1. 可能要麻烦点,就是正常的思路,每次如果碰到元音字母,就停下指针,当两个都是元音字母,交换
class Solution {
public String reverseVowels(String s) {
char [] chars = s.toCharArray();
int i = 0 ;
int j = s.length() - 1;
while(i < j) {
if(isvowels(chars[i]) && isvowels(chars[j])) {
char tmp = chars[i];
chars[i] = chars[j];
chars[j] = tmp;
i++;
j--;
}else if(isvowels(chars[i])) {
j--;
}else if(isvowels(chars[j])){
i++;
}else {
i++;
j--;
}
}
return new String(chars);
} public boolean isvowels(char ch) {
switch(ch) {
case 'a':
return true;
case 'e':
return true;
case 'i':
return true;
case 'o':
return true;
case 'u':
return true;
case 'A':
return true;
case 'E':
return true;
case 'I':
return true;
case 'O':
return true;
case 'U':
return true;
default:
return false;
}
}
}
3. Reverse String II
Given a string and an integer k, you need to reverse the first k characters for every 2k characters counting from the start of the string. If there are less than k characters left, reverse all of them. If there are less than 2k but greater than or equal to k characters, then reverse the first k characters and left the other as original.
Example:
Input: s = "abcdefg", k = 2
Output: "bacdfeg"
1.
class Solution {
public String reverseStr(String s, int k) {
char[] arr = s.toCharArray();
int n = arr.length;
int i = 0;
while(i < n) {
int j = Math.min(i + k - 1, n - 1);
swap(arr, i, j);
i += 2 * k;
}
return String.valueOf(arr);
}
private void swap(char[] arr, int l, int r) {
while (l < r) {
char temp = arr[l];
arr[l++] = arr[r];
arr[r--] = temp;
}
}
}
4. Reverse Words in a String III
Given a string, you need to reverse the order of characters in each word within a sentence while still preserving whitespace and initial word order.
Example 1:
Input: "Let's take LeetCode contest"
Output: "s'teL ekat edoCteeL tsetnoc"
1.
class Solution {
public String reverseWords(String s) {
String [] strings = s.split(" ");
StringBuilder sb = new StringBuilder();
for(int i = 0 ; i< strings.length ; i++) {
sb.append(reverse(strings[i]) + " ");
}
return sb.toString().trim();
}
public String reverse(String str) {
int low = 0;
int high = str.length() - 1;
char [] res = str.toCharArray();
while(low < high) {
char tmp = res[low];
res[low++] = res[high];
res[high--] = tmp;
}
return new String(res);
}
}
5. Happy Number
Write an algorithm to determine if a number is "happy".

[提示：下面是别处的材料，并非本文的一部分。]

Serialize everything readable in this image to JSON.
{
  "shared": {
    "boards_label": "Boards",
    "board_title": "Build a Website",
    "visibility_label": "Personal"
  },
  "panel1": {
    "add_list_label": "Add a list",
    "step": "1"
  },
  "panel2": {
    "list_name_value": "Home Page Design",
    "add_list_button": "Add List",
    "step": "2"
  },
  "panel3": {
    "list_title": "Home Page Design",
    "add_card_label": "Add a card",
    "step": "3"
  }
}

A happy number is a number defined by the following process: Starting with any positive integer, replace the number by the sum of the squares of its digits, and repeat the process until the number equals 1 (where it will stay), or it loops endlessly in a cycle which does not include 1. Those numbers for which this process ends in 1 are happy numbers.
Example: 19 is a happy number
- 12 + 92 = 82
- 82 + 22 = 68
- 62 + 82 = 100
12 + 02 + 02 = 1
1. 利用了set的特性,add方法如果有重复的返回false,比较巧
class Solution {
public static boolean isHappy(int n) {
Set<Integer> set = new HashSet<>();
int res ,tmp;
while(set.add(n)) {
res = 0;
while(n > 0) {
tmp = n % 10;
res += tmp * tmp;
n /= 10;
}
if(res == 1) {
return true;
}else {
n = res;
}
}
return false;
}
}
6. Ugly Number
Write a program to check whether a given number is an ugly number.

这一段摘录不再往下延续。